Ce qui par contre m’a fait beaucoup sourire, c’est que j’ai pu découvrir que même dans les histoires virtuelles, la synchronicité des orgasmes est apparemment primordiale pour une relation réussie :
« La jouissance nous emporte en même temps, alors qu’il me demande de lui dire mon plaisir. » [3]chap. 22
J’ai finalement beaucoup apprécié, malgré les quelques réserves que j’ai pu formuler, la lecture des aventures de Morgane, femme qui peut à tout instant surgir de notre quotidien, et solidement enracinée dans son territoire – un territoire qui, et voici un côté bien personnel, m’a mis sous son charme revêche depuis bien longtemps. J’ai découvert avec grand plaisir le raffinement dont l’autrice sait user pour mettre en place ses personnages et pour développer les situations dans lesquelles ceux-ci se laissent emmener, le tout marqué par la retenue d’un langage qui ne manque pas de chaleur quand il s’agit de rendre les émois et les réticences de la protagoniste confrontée à la réalisation et à l’épanouissement de ses désirs.

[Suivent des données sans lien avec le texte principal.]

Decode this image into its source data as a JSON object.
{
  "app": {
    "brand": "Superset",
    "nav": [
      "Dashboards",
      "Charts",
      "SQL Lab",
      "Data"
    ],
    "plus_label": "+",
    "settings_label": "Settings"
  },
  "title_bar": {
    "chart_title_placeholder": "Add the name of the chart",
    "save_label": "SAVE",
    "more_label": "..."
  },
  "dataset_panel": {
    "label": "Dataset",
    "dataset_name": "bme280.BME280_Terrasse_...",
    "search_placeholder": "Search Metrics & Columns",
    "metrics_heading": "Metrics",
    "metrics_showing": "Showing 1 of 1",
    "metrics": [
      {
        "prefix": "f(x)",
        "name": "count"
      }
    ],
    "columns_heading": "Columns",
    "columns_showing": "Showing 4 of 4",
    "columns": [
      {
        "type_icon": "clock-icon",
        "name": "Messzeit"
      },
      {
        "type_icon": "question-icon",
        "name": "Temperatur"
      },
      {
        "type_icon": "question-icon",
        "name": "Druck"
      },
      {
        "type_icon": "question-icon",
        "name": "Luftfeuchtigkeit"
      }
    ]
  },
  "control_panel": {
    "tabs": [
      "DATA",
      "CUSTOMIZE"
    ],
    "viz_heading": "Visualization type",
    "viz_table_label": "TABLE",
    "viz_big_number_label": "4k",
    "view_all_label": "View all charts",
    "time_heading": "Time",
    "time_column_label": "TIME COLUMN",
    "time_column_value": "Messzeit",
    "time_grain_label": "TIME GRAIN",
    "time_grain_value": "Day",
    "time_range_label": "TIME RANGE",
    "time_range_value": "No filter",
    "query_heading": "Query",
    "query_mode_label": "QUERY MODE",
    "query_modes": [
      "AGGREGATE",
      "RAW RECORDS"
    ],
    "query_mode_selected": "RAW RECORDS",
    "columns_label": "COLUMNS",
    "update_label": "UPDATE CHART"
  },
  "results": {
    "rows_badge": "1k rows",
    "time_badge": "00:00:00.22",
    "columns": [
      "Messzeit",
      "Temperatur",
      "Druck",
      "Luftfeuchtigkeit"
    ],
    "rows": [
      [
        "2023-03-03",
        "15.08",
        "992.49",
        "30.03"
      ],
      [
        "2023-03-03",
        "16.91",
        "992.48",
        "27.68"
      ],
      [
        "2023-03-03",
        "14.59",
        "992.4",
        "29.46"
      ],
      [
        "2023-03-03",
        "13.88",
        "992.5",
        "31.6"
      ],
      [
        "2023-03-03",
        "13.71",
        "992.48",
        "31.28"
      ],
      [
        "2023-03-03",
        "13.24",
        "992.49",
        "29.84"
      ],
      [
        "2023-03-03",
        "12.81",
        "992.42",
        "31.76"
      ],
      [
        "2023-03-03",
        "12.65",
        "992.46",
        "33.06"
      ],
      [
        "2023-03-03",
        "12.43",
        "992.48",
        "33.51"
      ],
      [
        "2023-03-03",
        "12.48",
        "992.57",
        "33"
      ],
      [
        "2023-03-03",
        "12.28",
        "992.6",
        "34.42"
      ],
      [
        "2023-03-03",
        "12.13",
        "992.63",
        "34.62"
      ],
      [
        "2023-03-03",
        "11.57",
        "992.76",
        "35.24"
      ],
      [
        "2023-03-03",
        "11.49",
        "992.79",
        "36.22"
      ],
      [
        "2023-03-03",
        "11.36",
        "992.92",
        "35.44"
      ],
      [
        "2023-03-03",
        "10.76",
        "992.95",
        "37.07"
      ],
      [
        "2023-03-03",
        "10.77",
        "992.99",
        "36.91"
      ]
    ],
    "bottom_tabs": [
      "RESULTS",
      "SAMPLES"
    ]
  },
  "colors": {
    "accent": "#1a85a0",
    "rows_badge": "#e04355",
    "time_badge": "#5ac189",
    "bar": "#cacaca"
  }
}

Il me semble que l’autrice, malgré ses quarante-quatre ans [4]cf. la partie l’Auteur du texte où Valdorane affirme être « née en Belgique, il y a quarante-quatre ans »., n’en est qu’au début d’une carrière dont on est en droit d’attendre de beaux morceaux. On lui souhaite d’être bien accompagnée sur cette route très prometteuse.
Valdorane
Mea culpa
Atramenta
ISBN : 9791034801985
2 réponses à “Valdorane, Mea culpa”
Je découvre par hasard, mais avec beaucoup de plaisir, votre chronique.
Vous m’avez fait passer par toutes les émotions qu’une autrice peut ressentir en découvrant la critique d’une de ses œuvres. La joie de la découverte, le plaisir rougissant devant les compliments, la honte d’avoir laissé passer une incohérence et des répétitions.
Sachez que vos pertinentes remarques seront prises en compte pour les autres ouvrages et j’espère vous lire pleinement ravi la prochaine fois.
Bonjour ! Merci d’avoir pris le temps de laisser ce commentaire. Comme vous avez pu le remarquer, j’ai lu votre texte avec grand plaisir. Merci donc pour ces belles heures passées en compagnies de vos personnages !
Ce qui m’étonne, c’est que vous soyez tombée par hasard sur mon article. Après tout, c’est votre éditeur qui a mis à ma disposition un exemplaire SP, et qui a été averti de la mise en ligne de mon article… Je vous souhaite un bel été et une main agile pour la poursuite de vos aventures littéraires ! N’hésitez pas à m’envoyer quelques lignes pour m’annoncer vos publications à venir.